Friday, April 19, 2013

Chicken stock & chicken noodle soup

We used to have a favorite chicken noodle soup (a recipe from Cooking Light that used canned chicken broth, boneless chicken thighs, and dumplings instead of noodles), until the day I happened upon Deb's recipe for homemade chicken soup...and then we had a new favorite. I posted the recipe I used here.

I make this soup at least once per week, no longer following a recipe, varying the amounts depending on whether or not I want ingredients to freeze or if I have another recipe during the week ahead that needs broth or chicken. And now that we've gone unprocessed, I've incorporated homemade whole wheat noodles, too.

Chicken stock
2 T oil (safflower or olive)
6 pounds chicken pieces (3 breasts, 3 leg pieces)
1 onion, cut into four or six large pieces
1 carrot, cut into three or four chunks
1 celery stalk, cut into three or four chunks
1 bay leaf
1/2 tsp thyme
1 tsp salt
a few turns of freshly ground pepper
12 cups water

1. Heat the oil in a large stock pot over medium-high heat. Add half of the chicken and cook for a few minutes until browned; then flip. Remove to a plate. Repeat with remaining oil and chicken.
2. Lower the heat to medium-low and add the veggies. Cook for a few minutes until browned.
3. Add chicken back into the pot.
4. Add spices and water, and bring to a boil. Lower the heat, partially cover the pot, and simmer the stock, for 60 - 90 minutes, skimming off the yucky stuff that appears on the surface.
5. Remove the chicken. Let it cool, and then pull the meat off the bones.
6. Strain the stock over a large glass measuring cup or a pitcher.

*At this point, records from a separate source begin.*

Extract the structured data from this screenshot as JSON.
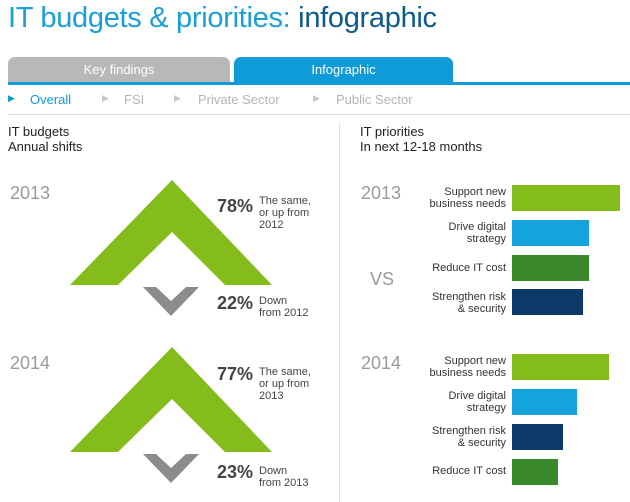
{
  "title": {
    "main": "IT budgets & priorities:",
    "sub": "infographic"
  },
  "tabs": [
    {
      "label": "Key findings",
      "active": false
    },
    {
      "label": "Infographic",
      "active": true
    }
  ],
  "subnav": [
    {
      "label": "Overall",
      "active": true
    },
    {
      "label": "FSI",
      "active": false
    },
    {
      "label": "Private Sector",
      "active": false
    },
    {
      "label": "Public Sector",
      "active": false
    }
  ],
  "budgets": {
    "title": "IT budgets",
    "subtitle": "Annual shifts",
    "years": [
      {
        "year": "2013",
        "up_pct": "78%",
        "up_label_1": "The same,",
        "up_label_2": "or up from",
        "up_label_3": "2012",
        "down_pct": "22%",
        "down_label_1": "Down",
        "down_label_2": "from 2012"
      },
      {
        "year": "2014",
        "up_pct": "77%",
        "up_label_1": "The same,",
        "up_label_2": "or up from",
        "up_label_3": "2013",
        "down_pct": "23%",
        "down_label_1": "Down",
        "down_label_2": "from 2013"
      }
    ]
  },
  "priorities": {
    "title": "IT priorities",
    "subtitle": "In next 12-18 months",
    "vs": "VS",
    "max_value": 100,
    "groups": [
      {
        "year": "2013",
        "items": [
          {
            "l1": "Support new",
            "l2": "business needs",
            "value": 100,
            "color": "#84bd1b"
          },
          {
            "l1": "Drive digital",
            "l2": "strategy",
            "value": 71,
            "color": "#14a3dc"
          },
          {
            "l1": "Reduce IT cost",
            "l2": "",
            "value": 71,
            "color": "#3a8a2b"
          },
          {
            "l1": "Strengthen risk",
            "l2": "& security",
            "value": 66,
            "color": "#0b3a69"
          }
        ]
      },
      {
        "year": "2014",
        "items": [
          {
            "l1": "Support new",
            "l2": "business needs",
            "value": 90,
            "color": "#84bd1b"
          },
          {
            "l1": "Drive digital",
            "l2": "strategy",
            "value": 60,
            "color": "#14a3dc"
          },
          {
            "l1": "Strengthen risk",
            "l2": "& security",
            "value": 47,
            "color": "#0b3a69"
          },
          {
            "l1": "Reduce IT cost",
            "l2": "",
            "value": 43,
            "color": "#3a8a2b"
          }
        ]
      }
    ]
  },
  "colors": {
    "accent": "#0f9bd7",
    "green": "#84bd1b",
    "gray_chevron": "#8c8c8c",
    "tab_inactive": "#b8b8b8"
  }
}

Press on the vegetables to get out all of the flavor.

Egg pasta
4 eggs
3 c flour (2 c white whole wheat, 1 c all-purpose) ~ 14 ounces

1. Combine eggs and flour in a food processor until they form a ball.
2. Wrap the ball of dough in plastic wrap and let rest for at least 30 minutes.
3. Roll the pasta thinly, dust with flour, roll up, and use a pizza cutter to slice into 1/4 inch strips.

Chicken noodle soup
2 tsp olive oil
1 onion, chopped
3 - 4 carrots, chopped
3 - 4 stalks of celery, chopped
1/2 tsp thyme
1/4 tsp salt
a few turns of freshly ground pepper
8 c homemade chicken stock
2 - 3 c cooked chicken
5 - 6 ounces fresh pasta
1 cup frozen vegetables (1/2 c corn, 1/2 c peas)

1. Heat the oil in a large stock pot over medium heat. Sauté the veggies until softened, five minutes or so.
2. Add the broth, thyme, and salt and pepper, and bring to a boil. Simmer for 10 or 15 minutes.
3. About four minutes before you want to eat, add the chicken and pasta; two minutes later, add the frozen veggies.

1 comment:

  1. All of these look so good. I will have to try your recipe for the stock and the soup. I just started making my own of both and they are sooo much better. Thanks for sharing.